Rod Ebrahimi has a great piece in Forbes identifying three big Silicon Valley trends that will reshape the Financial Services industry. And while I think he’s right that increased transparency, more automation, and improved access to capital are, indeed, changing the way the Financial Services world operates, I can’t help but think he left out the biggest trend in Financial Services:
Open-source innovation in Big Data.
In his defense, Ebrahimi was focused more on front-office innovations in retail banking, like how much information banks share with Main Street customers like you and me. And perhaps he would consider open source “old news” in Financial Services, anyway. After all, Financial Services was one of the first big industries to embrace Linux and other open-source technologies.
Much of that early adoption, however, came down to open source’s price tag. As Anthony Golia, executive director of enterprise computing at Morgan Stanley, has declared, “We use [Linux] because it performs well on inexpensive, commodity hardware. That continues to be true and that continues to be a reason we use it.”
That’s great, as lowering costs while maintaining or improving performance is critical to being able to offer end-customers better service at lower prices. But while open source may have started out as a cheap imitation of proprietary technology, it’s now leading the charge on innovation, fed not by gargantuan R&D budgets but instead by open collaboration around common code.

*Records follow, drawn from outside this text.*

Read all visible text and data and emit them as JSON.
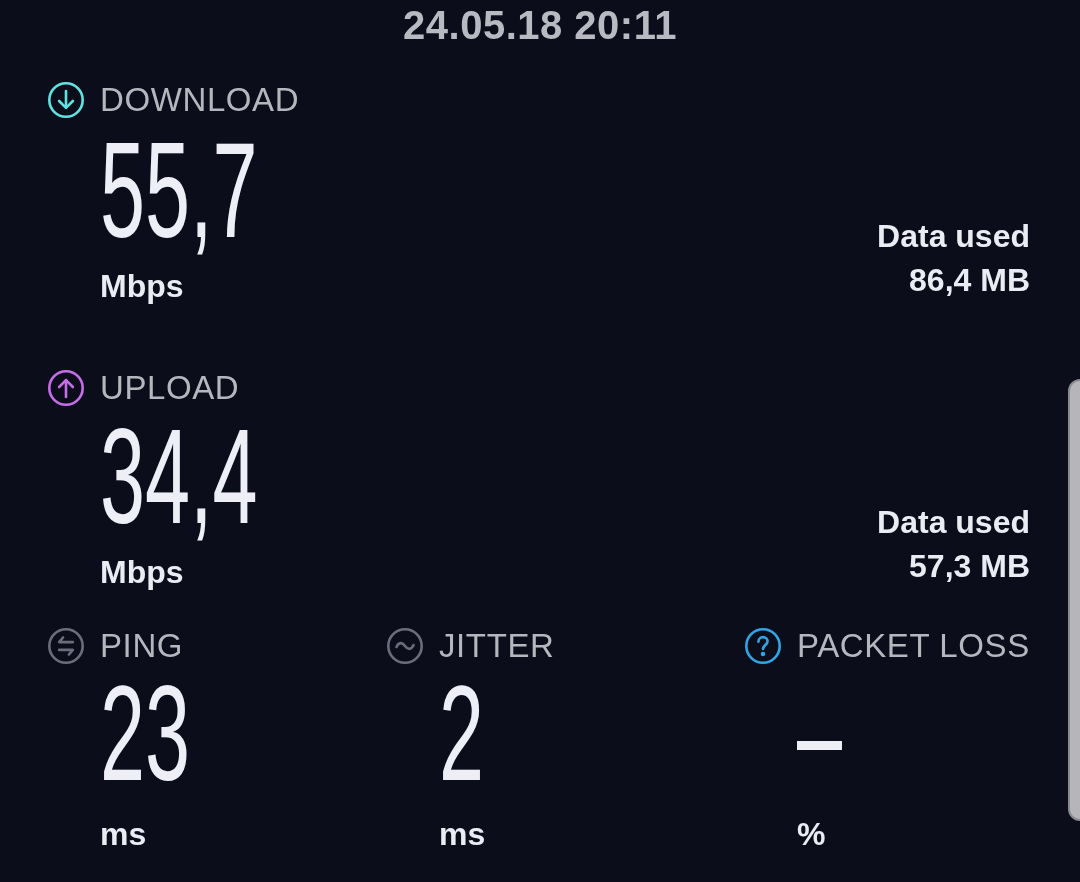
{
  "timestamp": "24.05.18 20:11",
  "transfers": [
    {
      "kind": "download",
      "label": "DOWNLOAD",
      "color": "#5fe3e0",
      "value": "55,7",
      "unit": "Mbps",
      "data_used_label": "Data used",
      "data_used": "86,4 MB"
    },
    {
      "kind": "upload",
      "label": "UPLOAD",
      "color": "#c56ee8",
      "value": "34,4",
      "unit": "Mbps",
      "data_used_label": "Data used",
      "data_used": "57,3 MB"
    }
  ],
  "metrics": [
    {
      "kind": "ping",
      "label": "PING",
      "color": "#6b6c7c",
      "value": "23",
      "unit": "ms"
    },
    {
      "kind": "jitter",
      "label": "JITTER",
      "color": "#6b6c7c",
      "value": "2",
      "unit": "ms"
    },
    {
      "kind": "packet_loss",
      "label": "PACKET LOSS",
      "color": "#2ea6e6",
      "value": "–",
      "unit": "%"
    }
  ]
}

That’s how innovation happens in 2013.
This is particularly needed in Financial Services, which is seeking a reprieve from long years shackled to relational database technology. As my colleague and vice president of Sales, EMEA, Joe Morrissey puts it,
Traditionally, investment banks - as all other organisations large and small - have relied on relational databases, with their rigid and tabular structures to store data. However, it is now becoming clear that these relational data stores are finding it difficult to cope with the enormous increase in data volumes and throughput that are now commonplace. Scaling relational databases is often prohibitively expensive due to the nature of their design.

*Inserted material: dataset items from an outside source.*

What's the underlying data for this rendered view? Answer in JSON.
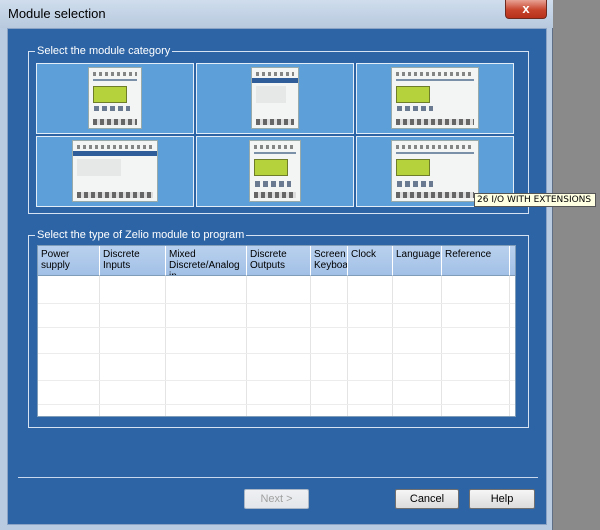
{
  "window": {
    "title": "Module selection",
    "close_label": "x"
  },
  "category_group": {
    "label": "Select the module category",
    "tooltip": "26 I/O WITH EXTENSIONS"
  },
  "type_group": {
    "label": "Select the type of Zelio module to program",
    "columns": [
      "Power supply",
      "Discrete Inputs",
      "Mixed Discrete/Analog in",
      "Discrete Outputs",
      "Screen Keyboa",
      "Clock",
      "Language",
      "Reference"
    ]
  },
  "buttons": {
    "next": "Next >",
    "cancel": "Cancel",
    "help": "Help"
  }
}
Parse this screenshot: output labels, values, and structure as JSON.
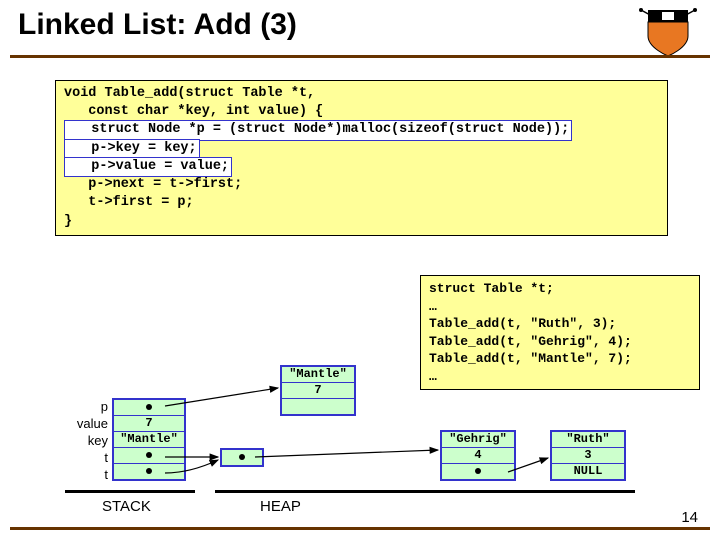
{
  "title": "Linked List: Add (3)",
  "pagenum": "14",
  "code_main": {
    "l1": "void Table_add(struct Table *t,",
    "l2": "   const char *key, int value) {",
    "hl1": "   struct Node *p = (struct Node*)malloc(sizeof(struct Node));",
    "hl2": "   p->key = key;",
    "hl3": "   p->value = value;",
    "l3": "   p->next = t->first;",
    "l4": "   t->first = p;",
    "l5": "}"
  },
  "code_side": {
    "l1": "struct Table *t;",
    "l2": "…",
    "l3": "Table_add(t, \"Ruth\", 3);",
    "l4": "Table_add(t, \"Gehrig\", 4);",
    "l5": "Table_add(t, \"Mantle\", 7);",
    "l6": "…"
  },
  "stack": {
    "labels": [
      "p",
      "value",
      "key",
      "t",
      "t"
    ],
    "cells": [
      "",
      "7",
      "\"Mantle\"",
      "",
      ""
    ]
  },
  "heap": {
    "mantle": {
      "key": "\"Mantle\"",
      "value": "7"
    },
    "gehrig": {
      "key": "\"Gehrig\"",
      "value": "4"
    },
    "ruth": {
      "key": "\"Ruth\"",
      "value": "3",
      "next": "NULL"
    }
  },
  "captions": {
    "stack": "STACK",
    "heap": "HEAP"
  }
}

This has led to many financial services firms reconsidering their default position of a relational model for their database architecture. Instead they are seeking alternatives that not only provide the performance and scalability at lower cost, but also introduce other benefits such as flexibility and agility.
Yes, there’s an element of cost savings driving this. As he goes on to suggest, “NoSQL databases are designed from the outset to offer massive scale-out capability on commodity and virtualised platforms. This is distinct from how relational databases are usually scaled through the utilisation of increasingly large and expensive servers.” In the absence of capital expenditures for software and low-cost, commodity software, open source can dramatically lower the cost profile of operating a Financial Services company.

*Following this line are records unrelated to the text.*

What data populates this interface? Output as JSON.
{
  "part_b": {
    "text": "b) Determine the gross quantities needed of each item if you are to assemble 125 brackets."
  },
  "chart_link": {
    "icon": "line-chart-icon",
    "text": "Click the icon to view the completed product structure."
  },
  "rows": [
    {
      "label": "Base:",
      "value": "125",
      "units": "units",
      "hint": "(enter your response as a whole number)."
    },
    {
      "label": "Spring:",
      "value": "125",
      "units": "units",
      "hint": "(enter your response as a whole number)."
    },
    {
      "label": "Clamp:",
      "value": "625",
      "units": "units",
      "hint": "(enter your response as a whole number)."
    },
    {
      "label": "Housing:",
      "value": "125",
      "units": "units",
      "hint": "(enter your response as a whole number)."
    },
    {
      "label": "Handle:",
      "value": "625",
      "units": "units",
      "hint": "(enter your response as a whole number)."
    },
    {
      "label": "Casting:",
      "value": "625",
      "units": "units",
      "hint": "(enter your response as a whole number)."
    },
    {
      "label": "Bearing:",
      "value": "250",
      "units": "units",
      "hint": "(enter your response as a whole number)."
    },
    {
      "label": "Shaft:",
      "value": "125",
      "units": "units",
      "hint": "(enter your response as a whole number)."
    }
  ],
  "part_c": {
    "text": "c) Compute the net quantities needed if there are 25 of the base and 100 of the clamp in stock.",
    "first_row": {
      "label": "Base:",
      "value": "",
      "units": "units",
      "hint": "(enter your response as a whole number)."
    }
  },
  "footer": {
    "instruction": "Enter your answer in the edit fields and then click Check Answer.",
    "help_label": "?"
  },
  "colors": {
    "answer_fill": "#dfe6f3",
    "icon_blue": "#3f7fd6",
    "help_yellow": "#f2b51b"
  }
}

But it’s deeper than this. Financial Services firms are increasingly determined to put Big Data to work, which requires a healthy dose of open source, as virtually all of the most popular Big Data technology is open source. Maybe all of it.
Big Data is what enables those banks to heavily customize their offerings to fit individual needs of their customers, just as Sears has done in retail using Hadoop and NoSQL technologies. It’s also how Financial Services companies increasingly process high-volume data feeds to glean insights that give it competitive advantage in trading, not to mention storing huge quantities of data in open-source “data hubs”, which data can then be easily analyzed or repurposed for later use.
In sum, where Ebrahimi sees three big trends in Financial Services being driven by Silicon Valley, I see four, and that fourth one - open-source innovation in how data is stored and processed - is the biggest of all. Open source is what largely makes it possible for Financial Services firms to emulate Silicon Valley, which is built on open source itself.